How to pass each value of an array as parameters to a function?

Question

I have the following function that accepts a varying number of integer parameters and returns the sum.

int sum(int a, ...){
    va_list nums;
    va_start(nums, a);
    int res=0;
    for(int i=0; i<a; i++) {
        res += va_arg(nums, int);
    }
    va_end(nums);
    return res;
}

I need to pass each value of the array as a parameter to the function rather than passing the array itself. The array can be of varying length leading to a varying length of arguments to pass too.

printf("The sum is: %d", sum(size, args[0], args[1], ```need all elements of args[] array here```));

To put forth some perspective, I'm using this sum function to understand how I can go about doing this. It would be helpful to know how to achieve this in a more general setting rather than this exact function.

Please let me know if you need any more information.

Please do look at this question, which is similar, however, I require a solution in C.

Answer 1

The short answer is that there's no way to do exactly this in the C language. There is no ES6-like spread operator in C, nor similar functionality. I don't think there's any particular reason why they couldn't (you would just have to push more arguments onto the stack); they just never made one.

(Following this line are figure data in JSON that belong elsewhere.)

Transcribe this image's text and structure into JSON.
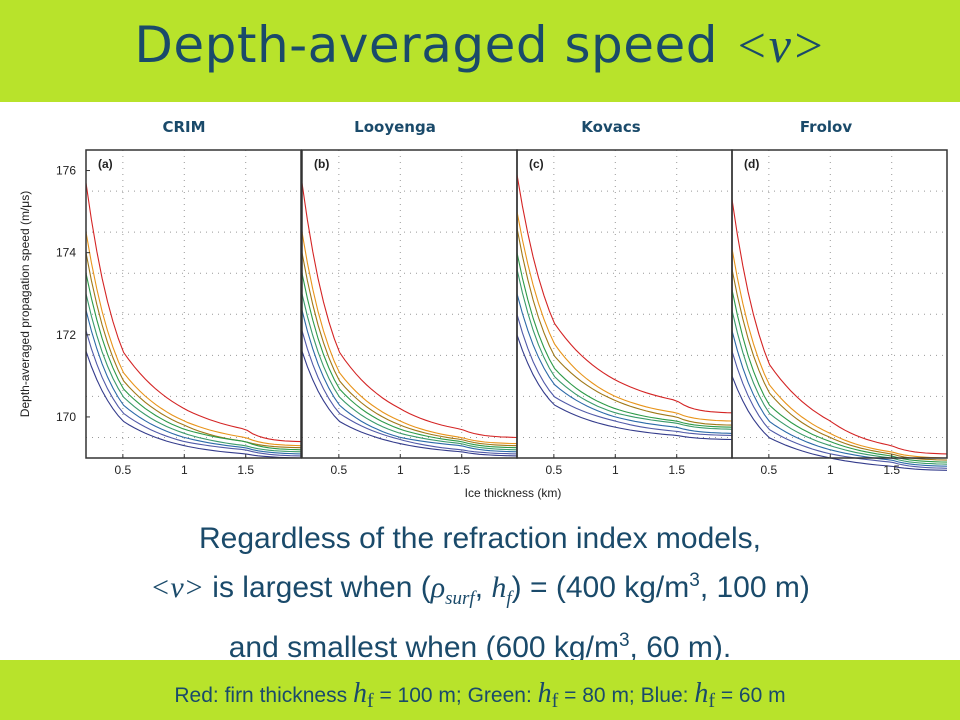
{
  "slide": {
    "title_text": "Depth-averaged speed ",
    "title_symbol": "<v>",
    "statement": {
      "line1": "Regardless of the refraction index models,",
      "line2_sym": "<v>",
      "line2_a": " is largest when (",
      "line2_rho": "ρ",
      "line2_sub_surf": "surf",
      "line2_comma": ", ",
      "line2_h": "h",
      "line2_sub_f": "f",
      "line2_b": ") = (400 kg/m",
      "line2_sup": "3",
      "line2_c": ", 100 m)",
      "line3_a": "and smallest when (600 kg/m",
      "line3_sup": "3",
      "line3_b": ", 60 m)."
    },
    "footer": {
      "p1": "Red: firn thickness ",
      "h": "h",
      "sub": "f",
      "p2": " = 100 m; Green: ",
      "p3": " = 80 m; Blue: ",
      "p4": " = 60 m"
    },
    "colors": {
      "accent_bar": "#b8e32b",
      "text": "#1a4a6a"
    }
  },
  "chart_data": {
    "type": "line",
    "ylabel": "Depth-averaged propagation speed (m/μs)",
    "xlabel": "Ice thickness (km)",
    "ylim": [
      169,
      176.5
    ],
    "yticks": [
      170,
      172,
      174,
      176
    ],
    "xlim": [
      0.2,
      1.95
    ],
    "xticks": [
      0.5,
      1,
      1.5
    ],
    "xtick_labels": [
      "0.5",
      "1",
      "1.5"
    ],
    "grid": true,
    "panels": [
      {
        "label": "(a)",
        "name": "CRIM",
        "series": [
          {
            "color": "#d42424",
            "x": [
              0.2,
              0.5,
              1,
              1.5,
              1.95
            ],
            "y": [
              175.7,
              171.6,
              170.2,
              169.7,
              169.4
            ]
          },
          {
            "color": "#e8941a",
            "x": [
              0.2,
              0.5,
              1,
              1.5,
              1.95
            ],
            "y": [
              174.5,
              171.1,
              169.9,
              169.5,
              169.3
            ]
          },
          {
            "color": "#a07818",
            "x": [
              0.2,
              0.5,
              1,
              1.5,
              1.95
            ],
            "y": [
              174.0,
              170.9,
              169.8,
              169.4,
              169.25
            ]
          },
          {
            "color": "#2e9a48",
            "x": [
              0.2,
              0.5,
              1,
              1.5,
              1.95
            ],
            "y": [
              173.5,
              170.7,
              169.7,
              169.4,
              169.2
            ]
          },
          {
            "color": "#3a9a6a",
            "x": [
              0.2,
              0.5,
              1,
              1.5,
              1.95
            ],
            "y": [
              173.0,
              170.5,
              169.6,
              169.3,
              169.15
            ]
          },
          {
            "color": "#2c6aa8",
            "x": [
              0.2,
              0.5,
              1,
              1.5,
              1.95
            ],
            "y": [
              172.6,
              170.3,
              169.5,
              169.25,
              169.1
            ]
          },
          {
            "color": "#505aa8",
            "x": [
              0.2,
              0.5,
              1,
              1.5,
              1.95
            ],
            "y": [
              172.1,
              170.1,
              169.4,
              169.2,
              169.05
            ]
          },
          {
            "color": "#343c8c",
            "x": [
              0.2,
              0.5,
              1,
              1.5,
              1.95
            ],
            "y": [
              171.6,
              169.9,
              169.3,
              169.1,
              169.0
            ]
          }
        ]
      },
      {
        "label": "(b)",
        "name": "Looyenga",
        "series": [
          {
            "color": "#d42424",
            "x": [
              0.2,
              0.5,
              1,
              1.5,
              1.95
            ],
            "y": [
              175.7,
              171.6,
              170.2,
              169.7,
              169.5
            ]
          },
          {
            "color": "#e8941a",
            "x": [
              0.2,
              0.5,
              1,
              1.5,
              1.95
            ],
            "y": [
              174.5,
              171.1,
              169.9,
              169.5,
              169.35
            ]
          },
          {
            "color": "#a07818",
            "x": [
              0.2,
              0.5,
              1,
              1.5,
              1.95
            ],
            "y": [
              174.0,
              170.9,
              169.8,
              169.45,
              169.3
            ]
          },
          {
            "color": "#2e9a48",
            "x": [
              0.2,
              0.5,
              1,
              1.5,
              1.95
            ],
            "y": [
              173.5,
              170.7,
              169.7,
              169.4,
              169.25
            ]
          },
          {
            "color": "#3a9a6a",
            "x": [
              0.2,
              0.5,
              1,
              1.5,
              1.95
            ],
            "y": [
              173.0,
              170.5,
              169.6,
              169.35,
              169.2
            ]
          },
          {
            "color": "#2c6aa8",
            "x": [
              0.2,
              0.5,
              1,
              1.5,
              1.95
            ],
            "y": [
              172.6,
              170.3,
              169.5,
              169.3,
              169.15
            ]
          },
          {
            "color": "#505aa8",
            "x": [
              0.2,
              0.5,
              1,
              1.5,
              1.95
            ],
            "y": [
              172.1,
              170.1,
              169.45,
              169.2,
              169.1
            ]
          },
          {
            "color": "#343c8c",
            "x": [
              0.2,
              0.5,
              1,
              1.5,
              1.95
            ],
            "y": [
              171.6,
              169.9,
              169.35,
              169.15,
              169.05
            ]
          }
        ]
      },
      {
        "label": "(c)",
        "name": "Kovacs",
        "series": [
          {
            "color": "#d42424",
            "x": [
              0.2,
              0.5,
              1,
              1.5,
              1.95
            ],
            "y": [
              175.9,
              172.3,
              170.9,
              170.4,
              170.1
            ]
          },
          {
            "color": "#e8941a",
            "x": [
              0.2,
              0.5,
              1,
              1.5,
              1.95
            ],
            "y": [
              175.0,
              171.8,
              170.5,
              170.1,
              169.9
            ]
          },
          {
            "color": "#a07818",
            "x": [
              0.2,
              0.5,
              1,
              1.5,
              1.95
            ],
            "y": [
              174.6,
              171.5,
              170.4,
              170.0,
              169.8
            ]
          },
          {
            "color": "#2e9a48",
            "x": [
              0.2,
              0.5,
              1,
              1.5,
              1.95
            ],
            "y": [
              174.0,
              171.2,
              170.2,
              169.9,
              169.75
            ]
          },
          {
            "color": "#3a9a6a",
            "x": [
              0.2,
              0.5,
              1,
              1.5,
              1.95
            ],
            "y": [
              173.6,
              171.0,
              170.1,
              169.85,
              169.7
            ]
          },
          {
            "color": "#2c6aa8",
            "x": [
              0.2,
              0.5,
              1,
              1.5,
              1.95
            ],
            "y": [
              173.0,
              170.8,
              170.0,
              169.75,
              169.6
            ]
          },
          {
            "color": "#505aa8",
            "x": [
              0.2,
              0.5,
              1,
              1.5,
              1.95
            ],
            "y": [
              172.5,
              170.5,
              169.9,
              169.65,
              169.55
            ]
          },
          {
            "color": "#343c8c",
            "x": [
              0.2,
              0.5,
              1,
              1.5,
              1.95
            ],
            "y": [
              172.0,
              170.3,
              169.75,
              169.55,
              169.45
            ]
          }
        ]
      },
      {
        "label": "(d)",
        "name": "Frolov",
        "series": [
          {
            "color": "#d42424",
            "x": [
              0.2,
              0.5,
              1,
              1.5,
              1.95
            ],
            "y": [
              175.3,
              171.3,
              169.9,
              169.3,
              169.1
            ]
          },
          {
            "color": "#e8941a",
            "x": [
              0.2,
              0.5,
              1,
              1.5,
              1.95
            ],
            "y": [
              174.1,
              170.8,
              169.6,
              169.15,
              169.0
            ]
          },
          {
            "color": "#a07818",
            "x": [
              0.2,
              0.5,
              1,
              1.5,
              1.95
            ],
            "y": [
              173.6,
              170.6,
              169.5,
              169.1,
              168.95
            ]
          },
          {
            "color": "#2e9a48",
            "x": [
              0.2,
              0.5,
              1,
              1.5,
              1.95
            ],
            "y": [
              173.1,
              170.3,
              169.4,
              169.05,
              168.9
            ]
          },
          {
            "color": "#3a9a6a",
            "x": [
              0.2,
              0.5,
              1,
              1.5,
              1.95
            ],
            "y": [
              172.6,
              170.1,
              169.3,
              169.0,
              168.85
            ]
          },
          {
            "color": "#2c6aa8",
            "x": [
              0.2,
              0.5,
              1,
              1.5,
              1.95
            ],
            "y": [
              172.1,
              169.9,
              169.2,
              168.95,
              168.8
            ]
          },
          {
            "color": "#505aa8",
            "x": [
              0.2,
              0.5,
              1,
              1.5,
              1.95
            ],
            "y": [
              171.6,
              169.7,
              169.1,
              168.9,
              168.75
            ]
          },
          {
            "color": "#343c8c",
            "x": [
              0.2,
              0.5,
              1,
              1.5,
              1.95
            ],
            "y": [
              171.0,
              169.5,
              169.0,
              168.8,
              168.7
            ]
          }
        ]
      }
    ]
  }
}
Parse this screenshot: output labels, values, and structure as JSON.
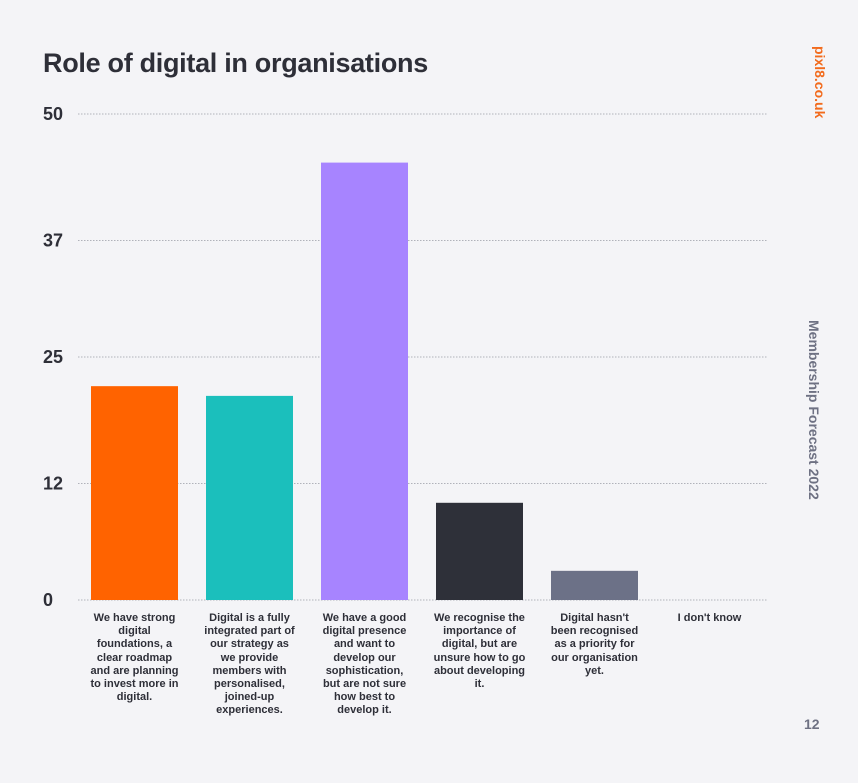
{
  "page": {
    "title": "Role of digital in organisations",
    "brand": "pixl8.co.uk",
    "report": "Membership Forecast 2022",
    "page_number": "12"
  },
  "chart_data": {
    "type": "bar",
    "title": "Role of digital in organisations",
    "xlabel": "",
    "ylabel": "",
    "ylim": [
      0,
      50
    ],
    "yticks": [
      "0",
      "12",
      "25",
      "37",
      "50"
    ],
    "grid": true,
    "categories": [
      "We have strong digital foundations, a clear roadmap and are planning to invest more in digital.",
      "Digital is a fully integrated part of our strategy as we provide members with personalised, joined-up experiences.",
      "We have a good digital presence and want to develop our sophistication, but are not sure how best to develop it.",
      "We recognise the importance of digital, but are unsure how to go about developing it.",
      "Digital hasn't been recognised as a priority for our organisation yet.",
      "I don't know"
    ],
    "values": [
      22,
      21,
      45,
      10,
      3,
      0
    ],
    "colors": [
      "#ff6300",
      "#1bbfbc",
      "#a784ff",
      "#2e3039",
      "#6c7187",
      "#6c7187"
    ]
  }
}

However, there are various other things you can do:

• If variadic arguments were already passed into the function calling your function, you can pass along the va_list to a function declared to take a va_list. See Passing variable arguments to another function that accepts a variable argument list

• As @JonathanLeffer suggests, the most natural way to write this code in C is by constructing an array of what "would be" your variadic arguments, and passing that into a function that expects an array (well, technically, a pointer, because arrays decay to pointers). For example:

  int sum_array(int a, int nums[]){
    int res=0;
    for(int i=0; i<a; i++) {
      res += nums[i];
    }
    return res;
  }
  

  • In certain circumstances, it may be more convenient for a function like sum_array to take only the nums array/pointer, which would itself indicate the end of the array with a 0 or -1 value in the last slot. This is just another convention for indicating the end, which the caller has to set up.

• You could then, if you really wanted to, write a variadic function that collects its arguments into an array and calls sum_array, if you want a variadic version as well. (Of course, you could also just implement the variadic and array versions separately, but for nontrivial functions it may be a pain to implement them twice.)

  int sum_variadic(int a, ...){
    va_list nums;
    va_start(nums, a);
    int arr[a];
    for(int i=0; i<a; i++) {
      arr[i] = va_arg(nums, int);
    }
    va_end(nums);
    return sum_array(a, arr);
  }
  

• you could also use a variadic macro for the same purpose:

  #define sum_macro(size, ...) sum_array(size, (int[]){__VA_ARGS__})
  

In summary: going from variadic to array in C is trivial, going from array to variadic is impossible.

You can also use extensions to the C language to do it anyway, as described in Passing a dynamic set of variadic arguments to a C function and In C, given a variable list of arguments, how to build a function call using them?, which @KamilCuk linked to.

Answer 2

You can avoid passing the number of arguments explicitly by using a variadic macro that constructs a compound literal array instead of a vararg function:

#include <stdio.h>

#define sum_int(...)  (sum_int)(sizeof((int[]){__VA_ARGS__}) / sizeof(int), (int[]){__VA_ARGS__})

int (sum_int)(size_t count, const int *a) {
    int sum = 0;
    for (size_t i = 0; i < count; i++) {
        sum += a[i];
    }
    return sum;
}

int main() {
    printf("sum = %d\n", sum_int(1, 2, 3));
    return 0;
}

This approach can be used for any purpose, as long as the types of the variable arguments are converted implicitly to the array type.

If you want to pass just the arguments to your sum function without changing its definition, you can use a variation of the macro:

#include <stdio.h>

int sum(int a, ...) {
    va_list nums;
    va_start(nums, a);
    int res = 0;
    for (int i = 0; i < a; i++) {
        res += va_arg(nums, int);
    }
    va_end(nums);
    return res;
}

#define sum(...)  (sum)((int)(sizeof((int[]){__VA_ARGS__}) / sizeof(int)), __VA_ARGS__)

int main() {
    printf("sum = %d\n", sum(1, 2, 3));
    return 0;
}

Note however that there is no type checking with this approach and sum(1, 2.0, 3) would have undefined behavior.